Hi,
I’m working on a project (for educational purposes) and trying to create a chatbot where I can upload files and ask questions on each file.
When selecting a file and querying “summarize the content of the file”, the chatbot correctly returns a response.
When uploading another file with the same query, the chatbot repeats previous response.
When disabling short-term memory, the issue is resolved.
I’m using a supervisor agent with a sub-agent, that performs RAG on a file. as the LLM model I’ve selected for the supervisor agent doesn’t support tool-calling, I’m using a middleware with the @dynamic_promptdynamic_prompt decorator hook. the middleware passes the query and file to the sub-agent, the response from the sub-agent is returned in the middleware to the supervisor agent.
Have you looked at the state transitions in your agent? The fact that disabling short-term memory “fixes” it means your agent’s state is getting polluted between queries.
You can use the before_model and after_model decorators to print the states. You’ll likely see the context from the first file sticking around and confusing the supervisor on the query.
I would use the before_model decorator to invoke the sub-agent and update the state with the subagent’s response. That way the supervisor has the necessary context to synthesize an answer.
Using dynamic prompt with short-term memory does mess up the supervisor agent as I’ve injected the sub-agent response into the system prompt text.
I’ve also tested using the @before_model_call hook. In the hook function, I’ve tried injecting the sub-agent response once as a HumanMessage and once as an AiMessage. I’m seeing better results with the AIMessage.
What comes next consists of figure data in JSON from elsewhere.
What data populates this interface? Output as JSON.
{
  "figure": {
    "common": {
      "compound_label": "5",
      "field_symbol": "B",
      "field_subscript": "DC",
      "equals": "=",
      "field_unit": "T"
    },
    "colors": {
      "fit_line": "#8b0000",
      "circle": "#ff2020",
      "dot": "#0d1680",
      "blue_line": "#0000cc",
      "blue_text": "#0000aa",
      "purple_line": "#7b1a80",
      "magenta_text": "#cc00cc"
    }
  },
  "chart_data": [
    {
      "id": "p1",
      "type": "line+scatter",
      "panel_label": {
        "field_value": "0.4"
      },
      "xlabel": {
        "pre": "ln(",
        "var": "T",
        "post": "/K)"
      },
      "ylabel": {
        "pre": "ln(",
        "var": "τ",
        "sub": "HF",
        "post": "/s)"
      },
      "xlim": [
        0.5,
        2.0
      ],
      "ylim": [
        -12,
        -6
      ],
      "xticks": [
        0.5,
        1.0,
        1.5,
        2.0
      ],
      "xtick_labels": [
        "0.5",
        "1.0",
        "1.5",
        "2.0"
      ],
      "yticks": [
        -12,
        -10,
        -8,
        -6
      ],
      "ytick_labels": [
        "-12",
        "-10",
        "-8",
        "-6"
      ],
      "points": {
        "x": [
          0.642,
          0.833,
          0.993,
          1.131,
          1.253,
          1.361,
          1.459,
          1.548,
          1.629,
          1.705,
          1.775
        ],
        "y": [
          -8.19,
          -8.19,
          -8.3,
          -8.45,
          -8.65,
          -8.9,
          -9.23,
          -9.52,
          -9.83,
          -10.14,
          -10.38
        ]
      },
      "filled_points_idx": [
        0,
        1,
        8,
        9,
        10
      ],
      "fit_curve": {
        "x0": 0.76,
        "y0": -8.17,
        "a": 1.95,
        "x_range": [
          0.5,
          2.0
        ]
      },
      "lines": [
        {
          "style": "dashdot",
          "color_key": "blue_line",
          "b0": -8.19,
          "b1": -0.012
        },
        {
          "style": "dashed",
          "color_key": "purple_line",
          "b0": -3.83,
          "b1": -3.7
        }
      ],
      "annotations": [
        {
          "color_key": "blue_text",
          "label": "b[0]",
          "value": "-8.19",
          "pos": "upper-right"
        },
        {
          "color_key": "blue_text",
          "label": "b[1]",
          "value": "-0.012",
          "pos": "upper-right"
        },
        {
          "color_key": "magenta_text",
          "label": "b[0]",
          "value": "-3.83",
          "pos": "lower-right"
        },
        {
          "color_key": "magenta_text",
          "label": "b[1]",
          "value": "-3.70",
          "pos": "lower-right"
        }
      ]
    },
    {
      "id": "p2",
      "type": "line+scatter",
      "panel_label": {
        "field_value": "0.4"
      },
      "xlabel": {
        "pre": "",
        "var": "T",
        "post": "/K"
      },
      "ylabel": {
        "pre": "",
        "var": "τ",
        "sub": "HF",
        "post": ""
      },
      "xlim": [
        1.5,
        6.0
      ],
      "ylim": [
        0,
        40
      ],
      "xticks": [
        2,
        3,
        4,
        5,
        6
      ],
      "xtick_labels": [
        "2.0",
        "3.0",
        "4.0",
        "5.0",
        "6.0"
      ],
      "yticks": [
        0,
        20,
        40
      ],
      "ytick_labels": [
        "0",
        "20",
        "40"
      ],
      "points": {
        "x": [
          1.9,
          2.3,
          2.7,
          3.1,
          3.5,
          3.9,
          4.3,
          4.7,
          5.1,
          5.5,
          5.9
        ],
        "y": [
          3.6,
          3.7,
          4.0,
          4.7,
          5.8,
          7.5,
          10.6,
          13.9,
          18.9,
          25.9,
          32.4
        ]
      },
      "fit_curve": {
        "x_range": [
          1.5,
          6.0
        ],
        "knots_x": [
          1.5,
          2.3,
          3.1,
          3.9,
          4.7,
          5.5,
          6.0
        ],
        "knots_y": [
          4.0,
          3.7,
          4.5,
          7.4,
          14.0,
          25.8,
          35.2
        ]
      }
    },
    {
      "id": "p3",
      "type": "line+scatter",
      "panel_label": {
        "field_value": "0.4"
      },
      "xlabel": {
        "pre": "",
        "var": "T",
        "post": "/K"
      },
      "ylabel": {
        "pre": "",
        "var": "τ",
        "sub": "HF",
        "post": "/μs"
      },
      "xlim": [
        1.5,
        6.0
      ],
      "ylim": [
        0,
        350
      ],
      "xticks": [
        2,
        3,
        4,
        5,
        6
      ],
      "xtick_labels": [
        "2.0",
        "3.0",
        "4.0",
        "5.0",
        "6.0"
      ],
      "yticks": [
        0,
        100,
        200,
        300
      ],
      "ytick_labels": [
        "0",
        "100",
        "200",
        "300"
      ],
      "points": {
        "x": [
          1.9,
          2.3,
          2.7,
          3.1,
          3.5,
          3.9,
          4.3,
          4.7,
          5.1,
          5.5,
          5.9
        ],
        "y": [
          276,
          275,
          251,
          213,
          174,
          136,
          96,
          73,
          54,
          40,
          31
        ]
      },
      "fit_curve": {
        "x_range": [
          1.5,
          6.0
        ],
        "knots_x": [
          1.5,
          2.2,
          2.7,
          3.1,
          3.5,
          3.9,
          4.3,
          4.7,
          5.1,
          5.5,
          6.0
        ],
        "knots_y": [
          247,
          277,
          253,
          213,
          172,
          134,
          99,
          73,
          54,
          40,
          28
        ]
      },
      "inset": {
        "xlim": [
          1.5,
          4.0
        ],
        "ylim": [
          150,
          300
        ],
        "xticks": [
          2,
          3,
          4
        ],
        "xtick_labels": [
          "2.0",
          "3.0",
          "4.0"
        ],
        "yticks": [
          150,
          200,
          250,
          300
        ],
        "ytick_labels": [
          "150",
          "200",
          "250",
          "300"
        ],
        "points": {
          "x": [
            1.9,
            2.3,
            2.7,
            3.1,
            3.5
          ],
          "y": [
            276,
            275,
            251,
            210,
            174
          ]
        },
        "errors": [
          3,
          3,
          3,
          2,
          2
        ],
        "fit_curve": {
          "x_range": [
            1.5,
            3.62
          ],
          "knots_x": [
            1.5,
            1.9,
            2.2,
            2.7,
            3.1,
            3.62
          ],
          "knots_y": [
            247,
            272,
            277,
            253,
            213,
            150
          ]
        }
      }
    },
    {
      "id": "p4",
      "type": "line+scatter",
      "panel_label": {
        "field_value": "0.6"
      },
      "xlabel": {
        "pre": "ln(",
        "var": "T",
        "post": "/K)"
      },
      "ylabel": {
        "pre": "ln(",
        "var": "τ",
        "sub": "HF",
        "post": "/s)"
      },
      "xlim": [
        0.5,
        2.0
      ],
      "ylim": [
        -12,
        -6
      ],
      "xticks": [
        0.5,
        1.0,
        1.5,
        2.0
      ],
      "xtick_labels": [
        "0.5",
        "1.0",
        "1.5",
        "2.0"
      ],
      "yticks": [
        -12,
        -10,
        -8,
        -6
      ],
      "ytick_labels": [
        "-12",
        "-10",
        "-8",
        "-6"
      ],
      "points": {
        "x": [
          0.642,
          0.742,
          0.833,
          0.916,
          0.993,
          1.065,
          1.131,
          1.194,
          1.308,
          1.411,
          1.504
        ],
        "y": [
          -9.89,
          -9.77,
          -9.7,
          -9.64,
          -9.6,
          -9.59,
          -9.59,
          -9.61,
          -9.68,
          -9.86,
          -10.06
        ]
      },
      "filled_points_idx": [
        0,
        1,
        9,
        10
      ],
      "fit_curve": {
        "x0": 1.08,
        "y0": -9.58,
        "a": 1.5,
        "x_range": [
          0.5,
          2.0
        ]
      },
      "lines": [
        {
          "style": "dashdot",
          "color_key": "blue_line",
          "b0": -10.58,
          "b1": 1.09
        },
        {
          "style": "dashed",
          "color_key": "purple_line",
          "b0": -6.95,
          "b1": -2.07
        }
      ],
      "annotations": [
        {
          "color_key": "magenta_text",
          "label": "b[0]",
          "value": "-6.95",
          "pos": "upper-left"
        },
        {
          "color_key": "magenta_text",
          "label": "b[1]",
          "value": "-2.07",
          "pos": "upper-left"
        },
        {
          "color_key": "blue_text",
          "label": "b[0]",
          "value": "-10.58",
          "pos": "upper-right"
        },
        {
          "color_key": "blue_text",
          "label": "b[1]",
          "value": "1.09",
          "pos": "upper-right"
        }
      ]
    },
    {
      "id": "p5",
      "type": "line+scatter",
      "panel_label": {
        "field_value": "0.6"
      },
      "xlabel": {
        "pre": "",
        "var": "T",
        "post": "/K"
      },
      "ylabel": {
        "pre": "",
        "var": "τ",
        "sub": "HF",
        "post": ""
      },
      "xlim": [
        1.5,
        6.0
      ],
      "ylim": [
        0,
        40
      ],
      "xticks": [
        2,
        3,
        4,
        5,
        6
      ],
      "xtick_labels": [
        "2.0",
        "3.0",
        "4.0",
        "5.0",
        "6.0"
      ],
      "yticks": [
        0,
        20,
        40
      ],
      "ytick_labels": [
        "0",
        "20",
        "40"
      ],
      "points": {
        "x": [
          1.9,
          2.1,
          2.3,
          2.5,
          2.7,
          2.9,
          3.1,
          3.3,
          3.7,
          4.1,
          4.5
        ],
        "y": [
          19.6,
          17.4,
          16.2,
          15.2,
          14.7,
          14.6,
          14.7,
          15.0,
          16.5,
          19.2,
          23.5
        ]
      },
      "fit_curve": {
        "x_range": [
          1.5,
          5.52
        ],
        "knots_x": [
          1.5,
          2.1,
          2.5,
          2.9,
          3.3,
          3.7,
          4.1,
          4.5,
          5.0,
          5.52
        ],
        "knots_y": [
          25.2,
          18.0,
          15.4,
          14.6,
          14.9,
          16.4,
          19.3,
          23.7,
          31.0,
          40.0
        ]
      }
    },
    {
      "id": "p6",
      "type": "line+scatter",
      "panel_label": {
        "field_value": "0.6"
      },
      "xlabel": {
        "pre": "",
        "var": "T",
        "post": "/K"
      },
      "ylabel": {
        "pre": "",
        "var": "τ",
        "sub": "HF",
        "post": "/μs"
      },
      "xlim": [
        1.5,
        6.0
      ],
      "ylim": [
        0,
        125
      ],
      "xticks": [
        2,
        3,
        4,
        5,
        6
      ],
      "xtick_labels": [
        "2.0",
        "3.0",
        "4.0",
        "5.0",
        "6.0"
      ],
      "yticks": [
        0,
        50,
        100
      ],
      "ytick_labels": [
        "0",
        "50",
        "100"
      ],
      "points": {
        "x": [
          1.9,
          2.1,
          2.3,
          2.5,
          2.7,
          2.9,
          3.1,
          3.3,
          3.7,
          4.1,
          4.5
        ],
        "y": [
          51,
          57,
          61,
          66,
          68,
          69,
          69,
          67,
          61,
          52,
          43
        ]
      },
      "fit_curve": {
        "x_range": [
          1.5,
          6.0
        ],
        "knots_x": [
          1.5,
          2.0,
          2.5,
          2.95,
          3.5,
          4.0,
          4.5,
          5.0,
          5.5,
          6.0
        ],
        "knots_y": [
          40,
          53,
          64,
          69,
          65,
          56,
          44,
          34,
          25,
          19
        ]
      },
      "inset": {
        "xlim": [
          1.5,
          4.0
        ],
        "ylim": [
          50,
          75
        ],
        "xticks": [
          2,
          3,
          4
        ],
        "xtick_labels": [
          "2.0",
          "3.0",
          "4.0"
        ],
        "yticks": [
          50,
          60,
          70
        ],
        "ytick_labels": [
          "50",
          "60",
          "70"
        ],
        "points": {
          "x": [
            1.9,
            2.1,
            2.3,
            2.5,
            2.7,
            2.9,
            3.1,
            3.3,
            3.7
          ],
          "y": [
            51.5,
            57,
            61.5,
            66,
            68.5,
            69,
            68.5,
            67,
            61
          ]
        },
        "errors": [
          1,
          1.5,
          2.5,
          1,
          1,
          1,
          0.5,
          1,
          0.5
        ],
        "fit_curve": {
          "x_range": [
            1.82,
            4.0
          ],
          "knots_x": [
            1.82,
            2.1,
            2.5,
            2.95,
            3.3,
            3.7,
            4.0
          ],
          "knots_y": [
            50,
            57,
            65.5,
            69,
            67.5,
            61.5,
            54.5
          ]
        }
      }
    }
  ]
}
Now, I’m still wondering what I should do. Is it the correct way? Or should I inject the sub-agent response as a content block to user’s query HumanMessage?
UPDATE:
after running the code again, injecting context as an AIMessage is making problems and confusing the supervisor. I’ve now switched to @wrap_model_call in order not to keep the sub-agent response in chat history and injecting the sub-agent response in a HumanMessage instead.